Closing the Deal with Iraq

WASHINGTON -- U.S. and Iraqi negotiators are days away from agreeing on an "aspirational" date for withdrawing American combat troops from Iraq. Barack Obama and John McCain will find language in the accord to allow each to take credit on the campaign trail for shaping that outcome. But the big political winner from this slimmed-down, vague agreement on U.S. forces will be Iraqi Prime Minister Nouri al-Maliki -- whom the Bush administration seriously considered pushing out of office last year but has learned to accommodate.

Something surprising is happening to the once rigid, self-centered George W. Bush presidency. The administration is adjusting policy to reflect the changing political landscape of the U.S. -- and of Iraq, where Maliki has emerged as the center of gravity in Shiite politics as other leaders fail physically and politically.

Bush's desire for an enhanced legacy and a smooth transition in Washington seems to have overcome his instinctive insistence on deciding everything on his own principles and needs. Life imitates art; Bush's diplomacy in its twilight months reflects world politics as it never did before.

In finally sending a senior State Department official to Geneva last month for nuclear talks with Iran, Bush simultaneously deprived the Iranians of an excuse not to pursue negotiations and reduced the saliency of Obama's campaign pledge to talk to Tehran.

About the same time, Bush reluctantly decided to allow U.S. negotiators to set specific timetables for withdrawing combat units from Iraq -- as Obama has demanded -- as long as they also obtained references to the withdrawals being based on battlefield conditions, as McCain and U.S. commanders want.

The deliberate ambiguity allows Maliki to maintain some of the future flexibility that his own security forces want while claiming immediate political credit for getting Washington to agree to get combat troops out of Iraqi cities and towns on a fixed schedule.

The Iraqis' first draft mentioned 12 months, I am told, and then shifted to 16 months. That intentionally or otherwise coincided with Obama's plan, as Maliki indicated in public, and was therefore anathema to the administration. A text of the final draft being circulated earlier this month showed the withdrawal period as "TBD" (to be determined) after Bush and Maliki failed to agree to a timetable in a telephone conversation on July 30.

The negotiating teams then went back to work on a set of documents, which include a memorandum of understanding, a strategic framework statement and various side agreements. Together these documents will constitute what some U.S. officials characterize as a "lite" version of the typical status-of-forces agreement.

This collective accord will recognize Iraq's sovereignty over its territory, which is currently constrained by U.N. Security Council resolutions that govern the presence of foreign forces in Iraq.

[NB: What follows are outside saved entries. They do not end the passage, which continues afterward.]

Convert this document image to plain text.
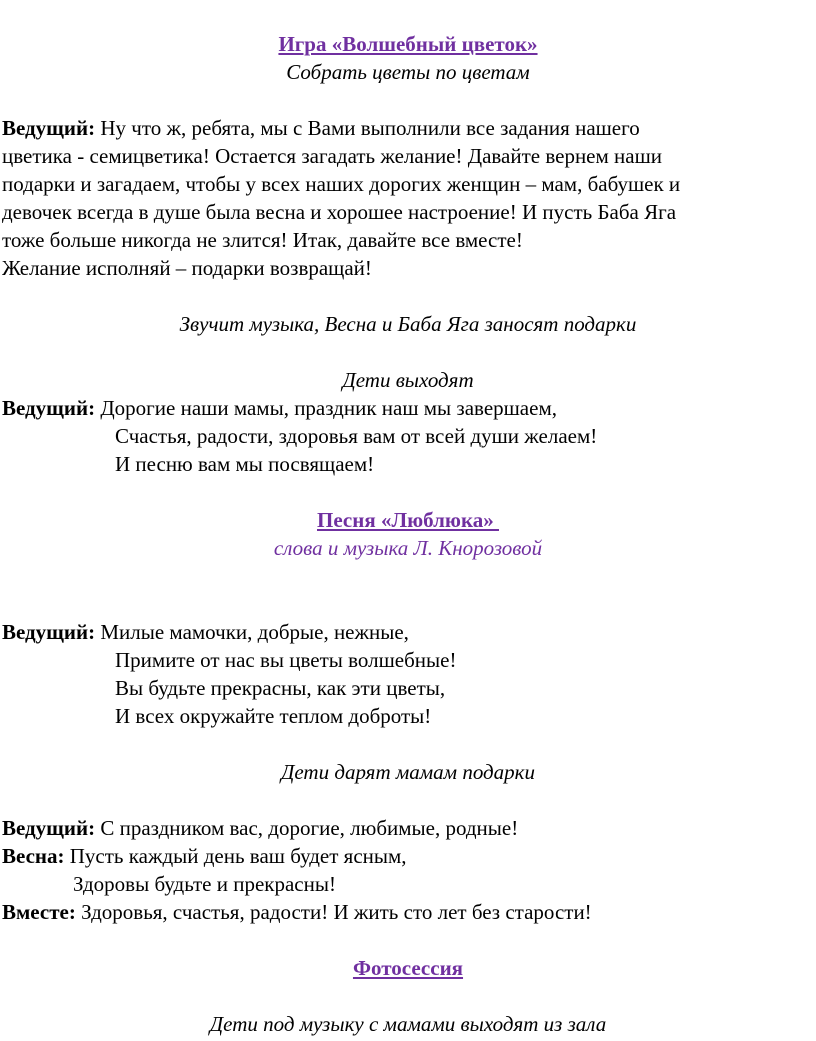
Игра «Волшебный цветок»
Собрать цветы по цветам
Ведущий: Ну что ж, ребята, мы с Вами выполнили все задания нашего
цветика - семицветика! Остается загадать желание! Давайте вернем наши
подарки и загадаем, чтобы у всех наших дорогих женщин – мам, бабушек и
девочек всегда в душе была весна и хорошее настроение! И пусть Баба Яга
тоже больше никогда не злится! Итак, давайте все вместе!
Желание исполняй – подарки возвращай!
Звучит музыка, Весна и Баба Яга заносят подарки
Дети выходят
Ведущий: Дорогие наши мамы, праздник наш мы завершаем,
Счастья, радости, здоровья вам от всей души желаем!
И песню вам мы посвящаем!
Песня «Люблюка»
слова и музыка Л. Кнорозовой
Ведущий: Милые мамочки, добрые, нежные,
Примите от нас вы цветы волшебные!
Вы будьте прекрасны, как эти цветы,
И всех окружайте теплом доброты!
Дети дарят мамам подарки
Ведущий: С праздником вас, дорогие, любимые, родные!
Весна: Пусть каждый день ваш будет ясным,
Здоровы будьте и прекрасны!
Вместе: Здоровья, счастья, радости! И жить сто лет без старости!
Фотосессия
Дети под музыку с мамами выходят из зала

But the new agreements will also recognize implicitly that Iraq is unlikely to be able to defend its own borders, operate its own air traffic control, provide logistics for its own military forces or run its own prison systems anytime soon. Iraq will delegate many of its nominal powers back to U.S. forces "temporarily" under these provisions.

Similar waivers and delegations will ensure that U.S. military personnel are not subject to Iraqi jurisdiction, and will provide some limited protection for civilian contractors, depending on what duties they perform and for whom.

This path is fraught with the perils of misunderstanding and the potential of double cross. And the Bush team has made it even more difficult by not including Congress in the shaping of the security agreements, as many Democrats have demanded.

Iraqi politics are especially volatile at the moment. Abdul Aziz al-Hakim, leader of the Supreme Council for the Islamic Revolution in Iraq that dominates the Shiite regions of southern Iraq, is terminally ill and close to death, according to Iraqi sources. Moqtada al-Sadr has lost control over his Shiite movement, and a collective leadership is being formed to replace him. (Moreover, President Jalal Talabani is in the U.S. for treatment at the Mayo Clinic for an undisclosed, not life-threatening, illness.)

Bush waited far too long to get serious about giving Iraqis control over their country. He must now rush and take huge risks in closing the deal with Maliki, seen today as a reborn pragmatist who spent most of his life in a political party steeped in Stalinism and anti-Western attitudes.

Letting Congress get an early look and shoulder more responsibility for this accord is likely to be the smart thing, as well as the right thing, for Bush to do.